そこでレベッカにトレイシーと不気味な接触をさせるってことは、「レベッカがサラの周囲の人物を攻撃対象にする」というのを隠しておくつもりが無いってことだ。しばらくは誰の仕業か分からないまま、サラの周囲の人間が被害を受けるという展開にする方法もあるが、そっちは選ばなかったってことのはず。
ところが、シャワー室のシーンでは、誰がやったのか分からない形で電気が消える様子を描き、犯人はフードを頭から被って顔を隠している。
いやいや、もうレベッカなのはバレバレじゃねえか。そこで今さら中途半端に隠そうとして、何の意味があるんだよ。
まさか、まだ「犯人は別人かも」というミスリードを狙っているのか。だとしたら、全く意味が無いぞ。

最初から「レベッカがイカれた女です」ということを明かしたまま進めていくのであれば、そのアピールが弱すぎる。
何より、シーンとシーンの繋がりが悪い。
レベッカがトレイシーに敵意を向けるのなら、トレイシーの軽い謝罪を見た次のシーンか、せめて1つシーンを挟んだ程度で、それを見せた方がいい。展覧会へ行く手順は邪魔なだけ。

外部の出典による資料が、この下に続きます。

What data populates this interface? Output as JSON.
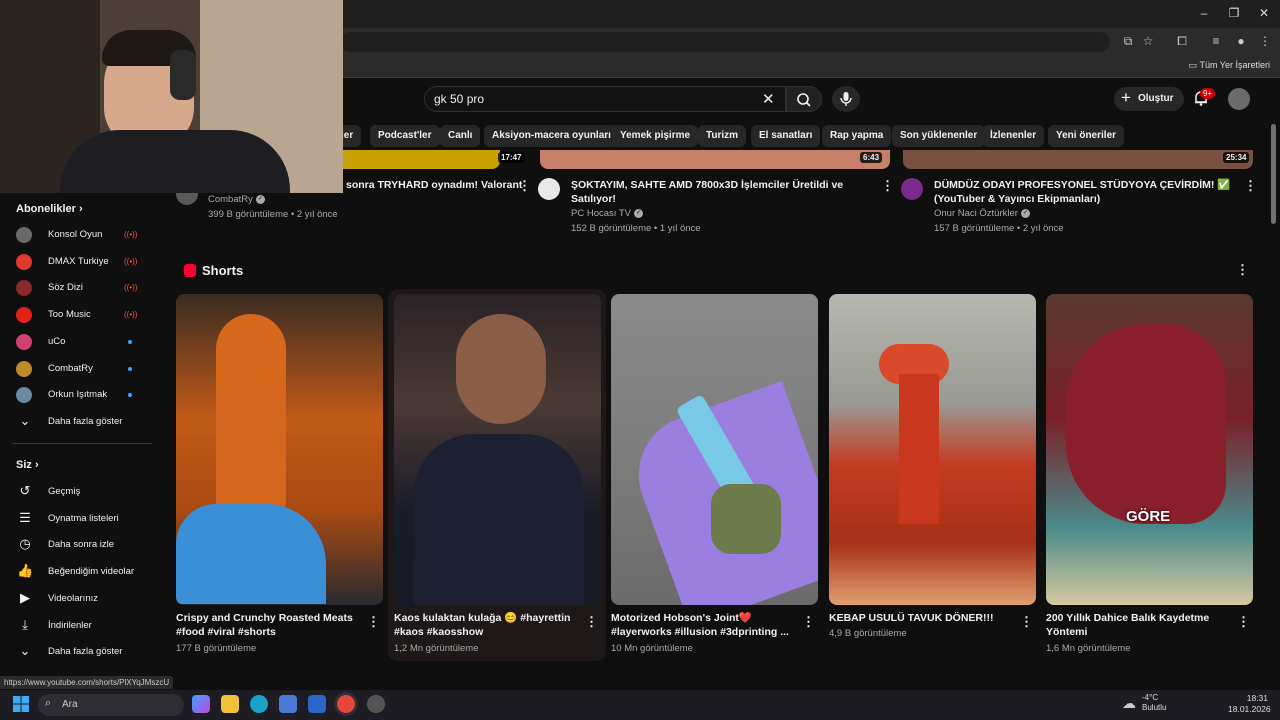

イヤリングの穴でレベッカの異常性を示したいのなら、別のタイミングで描けばいい。

レベッカが最初に攻撃性を示す相手はトレイシーだが、脅しを掛けてヘソピアスを引き抜く程度であり、大怪我を負わそうとか、抹殺してしまおうとか、そこまでのイカレっぷりは無い。

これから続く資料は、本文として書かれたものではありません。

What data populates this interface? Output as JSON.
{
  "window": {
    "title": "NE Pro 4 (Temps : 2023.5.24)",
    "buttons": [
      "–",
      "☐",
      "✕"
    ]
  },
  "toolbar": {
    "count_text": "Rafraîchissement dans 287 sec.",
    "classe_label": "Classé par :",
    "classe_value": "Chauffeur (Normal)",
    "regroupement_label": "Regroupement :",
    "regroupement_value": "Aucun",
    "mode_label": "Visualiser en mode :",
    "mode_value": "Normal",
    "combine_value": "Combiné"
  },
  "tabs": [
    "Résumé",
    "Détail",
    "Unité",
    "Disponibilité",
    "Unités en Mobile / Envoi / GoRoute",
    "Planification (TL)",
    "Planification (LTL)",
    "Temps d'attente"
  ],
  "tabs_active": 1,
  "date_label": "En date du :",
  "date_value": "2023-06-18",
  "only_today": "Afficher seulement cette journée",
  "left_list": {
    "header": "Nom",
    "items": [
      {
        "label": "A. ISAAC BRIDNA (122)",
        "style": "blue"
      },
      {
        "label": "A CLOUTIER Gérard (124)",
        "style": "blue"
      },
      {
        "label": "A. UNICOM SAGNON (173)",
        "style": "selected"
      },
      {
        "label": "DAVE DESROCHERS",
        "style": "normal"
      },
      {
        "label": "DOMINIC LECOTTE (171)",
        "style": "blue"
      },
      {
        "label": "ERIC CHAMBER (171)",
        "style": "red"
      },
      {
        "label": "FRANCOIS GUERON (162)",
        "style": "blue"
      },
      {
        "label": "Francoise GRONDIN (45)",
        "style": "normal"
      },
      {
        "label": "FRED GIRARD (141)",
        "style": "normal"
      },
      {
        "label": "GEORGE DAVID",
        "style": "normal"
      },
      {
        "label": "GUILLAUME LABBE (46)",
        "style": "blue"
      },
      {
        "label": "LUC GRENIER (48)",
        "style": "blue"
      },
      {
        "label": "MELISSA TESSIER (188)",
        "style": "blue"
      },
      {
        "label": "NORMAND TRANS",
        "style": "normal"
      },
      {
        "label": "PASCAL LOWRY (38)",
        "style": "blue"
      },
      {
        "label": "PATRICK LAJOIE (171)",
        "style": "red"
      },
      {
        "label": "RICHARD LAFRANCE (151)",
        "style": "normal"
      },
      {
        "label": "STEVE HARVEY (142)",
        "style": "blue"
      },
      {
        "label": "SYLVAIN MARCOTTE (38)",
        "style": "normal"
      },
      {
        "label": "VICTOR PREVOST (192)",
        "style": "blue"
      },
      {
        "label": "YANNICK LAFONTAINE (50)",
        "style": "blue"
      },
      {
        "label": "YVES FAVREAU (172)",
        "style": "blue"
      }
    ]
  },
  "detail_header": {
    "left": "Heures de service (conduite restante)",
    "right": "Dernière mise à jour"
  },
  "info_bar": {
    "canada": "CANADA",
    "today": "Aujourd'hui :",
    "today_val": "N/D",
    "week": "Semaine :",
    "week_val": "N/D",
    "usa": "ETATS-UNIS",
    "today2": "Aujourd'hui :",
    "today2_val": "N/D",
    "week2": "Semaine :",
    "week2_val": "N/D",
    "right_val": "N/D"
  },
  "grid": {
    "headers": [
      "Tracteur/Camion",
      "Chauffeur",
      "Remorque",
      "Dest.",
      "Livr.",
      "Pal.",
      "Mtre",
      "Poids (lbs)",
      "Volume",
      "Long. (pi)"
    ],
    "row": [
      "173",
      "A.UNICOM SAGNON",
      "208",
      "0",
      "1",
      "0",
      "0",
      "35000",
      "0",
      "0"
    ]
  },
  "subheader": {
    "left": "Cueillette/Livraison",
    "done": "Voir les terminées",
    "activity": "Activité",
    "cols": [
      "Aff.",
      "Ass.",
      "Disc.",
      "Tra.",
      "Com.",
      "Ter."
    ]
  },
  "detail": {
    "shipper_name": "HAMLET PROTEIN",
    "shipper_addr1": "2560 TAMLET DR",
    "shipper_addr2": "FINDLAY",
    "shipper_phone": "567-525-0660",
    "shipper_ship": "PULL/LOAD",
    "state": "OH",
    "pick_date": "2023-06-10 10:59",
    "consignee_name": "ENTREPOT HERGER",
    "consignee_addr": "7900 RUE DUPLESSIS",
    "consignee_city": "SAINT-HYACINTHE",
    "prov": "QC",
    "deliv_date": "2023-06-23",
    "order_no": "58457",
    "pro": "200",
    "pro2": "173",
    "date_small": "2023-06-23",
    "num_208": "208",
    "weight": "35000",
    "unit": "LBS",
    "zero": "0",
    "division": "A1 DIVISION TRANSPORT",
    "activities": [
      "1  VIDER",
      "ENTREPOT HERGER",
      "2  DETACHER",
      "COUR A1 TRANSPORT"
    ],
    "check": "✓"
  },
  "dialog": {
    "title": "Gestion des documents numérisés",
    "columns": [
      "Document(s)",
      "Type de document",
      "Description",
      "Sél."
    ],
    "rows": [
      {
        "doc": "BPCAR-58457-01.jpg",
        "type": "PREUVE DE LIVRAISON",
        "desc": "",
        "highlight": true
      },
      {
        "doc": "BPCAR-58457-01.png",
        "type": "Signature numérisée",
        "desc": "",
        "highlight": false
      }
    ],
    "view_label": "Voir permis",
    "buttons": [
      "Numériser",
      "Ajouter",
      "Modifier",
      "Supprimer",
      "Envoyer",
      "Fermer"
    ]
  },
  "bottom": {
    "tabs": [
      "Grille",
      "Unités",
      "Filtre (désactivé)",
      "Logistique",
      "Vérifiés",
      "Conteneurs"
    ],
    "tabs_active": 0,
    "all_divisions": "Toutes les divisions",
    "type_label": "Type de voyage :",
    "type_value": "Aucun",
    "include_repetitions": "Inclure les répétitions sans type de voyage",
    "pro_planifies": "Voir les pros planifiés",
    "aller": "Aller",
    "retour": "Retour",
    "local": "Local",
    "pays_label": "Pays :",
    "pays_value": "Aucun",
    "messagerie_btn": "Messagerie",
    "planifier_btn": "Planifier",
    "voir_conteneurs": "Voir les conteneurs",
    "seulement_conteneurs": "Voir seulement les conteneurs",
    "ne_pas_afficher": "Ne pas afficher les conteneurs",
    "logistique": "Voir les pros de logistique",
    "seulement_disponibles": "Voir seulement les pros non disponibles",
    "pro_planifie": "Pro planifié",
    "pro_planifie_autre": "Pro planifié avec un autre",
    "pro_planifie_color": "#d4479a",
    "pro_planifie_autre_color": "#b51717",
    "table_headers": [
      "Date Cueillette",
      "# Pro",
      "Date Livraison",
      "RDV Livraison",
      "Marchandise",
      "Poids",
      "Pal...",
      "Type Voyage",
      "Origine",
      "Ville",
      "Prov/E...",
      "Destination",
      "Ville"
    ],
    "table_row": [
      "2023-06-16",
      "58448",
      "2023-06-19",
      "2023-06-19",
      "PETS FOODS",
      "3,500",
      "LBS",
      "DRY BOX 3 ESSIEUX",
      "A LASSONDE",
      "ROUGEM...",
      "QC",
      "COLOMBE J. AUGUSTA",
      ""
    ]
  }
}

最初の殺害行為があるのは開始から45分ほど経過した辺りで、標的は人間ではなく猫だ。レベッカはなかなか人を殺そうとしない。
残り10分程度になって、ようやく最初の殺人が行われる。でも結局、その1名だけ。
殺意の薄いキチガイであっても、やり方次第では恐怖を喚起することが充分に可能だ。だが、この映画はそこに失敗している。

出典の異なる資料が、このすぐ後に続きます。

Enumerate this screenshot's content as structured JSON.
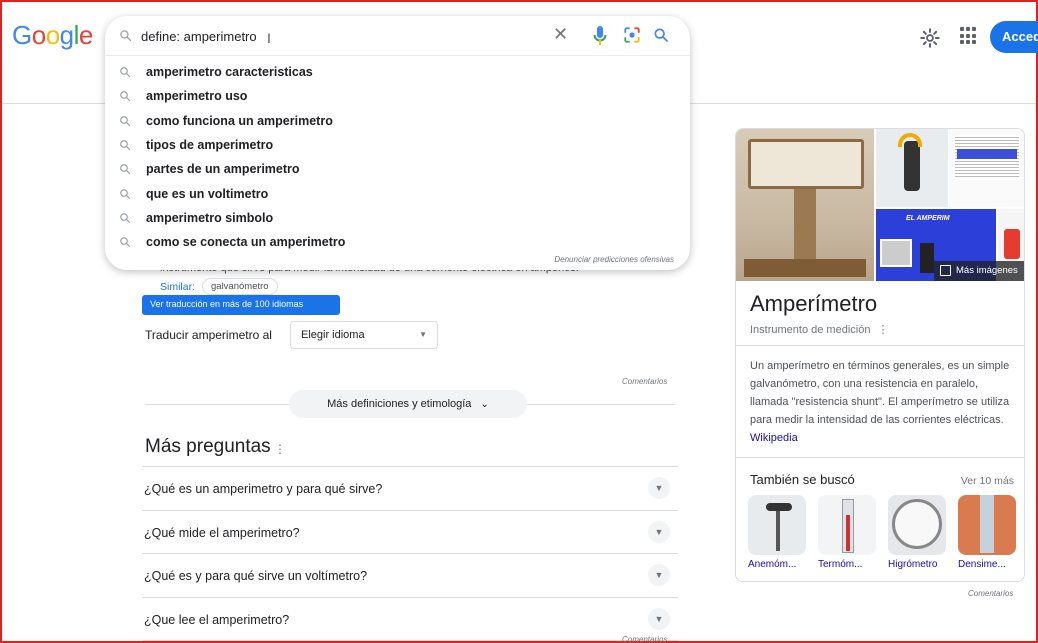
{
  "logo": {
    "text": "Google",
    "letters": [
      {
        "ch": "G",
        "color": "#4285f4"
      },
      {
        "ch": "o",
        "color": "#ea4335"
      },
      {
        "ch": "o",
        "color": "#fbbc05"
      },
      {
        "ch": "g",
        "color": "#4285f4"
      },
      {
        "ch": "l",
        "color": "#34a853"
      },
      {
        "ch": "e",
        "color": "#ea4335"
      }
    ]
  },
  "search": {
    "value": "define: amperimetro",
    "suggestions": [
      "amperimetro caracteristicas",
      "amperimetro uso",
      "como funciona un amperimetro",
      "tipos de amperimetro",
      "partes de un amperimetro",
      "que es un voltimetro",
      "amperimetro simbolo",
      "como se conecta un amperimetro"
    ],
    "report_label": "Denunciar predicciones ofensivas"
  },
  "header": {
    "login_label": "Acceder"
  },
  "definition": {
    "hidden_line": "instrumento que sirve para medir la intensidad de una corriente eléctrica en amperios.",
    "similar_label": "Similar:",
    "similar_chip": "galvanómetro",
    "tooltip": "Ver traducción en más de 100 idiomas",
    "translate_label": "Traducir amperimetro al",
    "language_select": "Elegir idioma",
    "feedback": "Comentarios",
    "more_defs": "Más definiciones y etimología"
  },
  "people_also_ask": {
    "title": "Más preguntas",
    "questions": [
      "¿Qué es un amperimetro y para qué sirve?",
      "¿Qué mide el amperimetro?",
      "¿Qué es y para qué sirve un voltímetro?",
      "¿Que lee el amperimetro?"
    ],
    "feedback": "Comentarios"
  },
  "knowledge_panel": {
    "image_caption": "EL AMPERIM",
    "more_images": "Más imágenes",
    "title": "Amperímetro",
    "subtitle": "Instrumento de medición",
    "description": "Un amperímetro en términos generales, es un simple galvanómetro, con una resistencia en paralelo, llamada \"resistencia shunt\". El amperímetro se utiliza para medir la intensidad de las corrientes eléctricas.",
    "source": "Wikipedia",
    "also_searched_title": "También se buscó",
    "also_searched_more": "Ver 10 más",
    "also_searched": [
      "Anemóm...",
      "Termóm...",
      "Higrómetro",
      "Densime..."
    ],
    "feedback": "Comentarios"
  },
  "colors": {
    "accent": "#1a73e8",
    "link": "#1a0dab",
    "frame": "#dd2222"
  }
}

殺害以外の行動や雰囲気作りで表現できている緊迫感や恐怖感が不充分なので、「だったらレベッカに人殺しをさせまくった方がマシだったんじゃないか」と思ってしまう。

レベッカに行動させる順番もおかしいんだよな。
ビッチなトレイシーを脅して寮から排除し、邪魔な存在になった猫を始末する。ここまではいいんだけど、その次の攻撃対象が「サラにキスをして誘惑して来たロバーツ」ってのは違うだろ。
それはレベッカにとって邪魔な存在を排除しようとしているのではなく、「サラを困らせる嫌な男を排除した」という行動だ。それを猫の後に持って来るのは違うわ。
もう猫を殺したのなら、その後は「自分とサラの仲を邪魔する奴」を攻撃対象に限定すべきだよ。パワハラな男を標的に据えるなら、最初の内に消化すべきだ。
っていうか、ロバーツがパワハラを用いず、本気でサラの才能に惚れてパリへ連れて行こうとしているのならレベッカの攻撃対象に入れてもいいけど、そうじゃないなら要らないわ。猫の抹殺よりも、レベッカの狂気や恐怖が弱くなってるし。

レベッカはロバーツを排除している一方で、サラと付き合っているスティーヴンのことは放置している。
サラからしてみれば、最も排除したくなる対象ではないかと思うのだが、なぜか何もしない。
スティーヴンを監視しているシーンはあったが、そこから何か行動に移ることはない。なぜスティーヴンを攻撃しないのか、その理由がサッパリ分からない。単に進行の都合だけで後回しにされているようにしか感じない。
いや、実際にそうなんだけどさ、それを露骨に感じさせちゃダメだろ。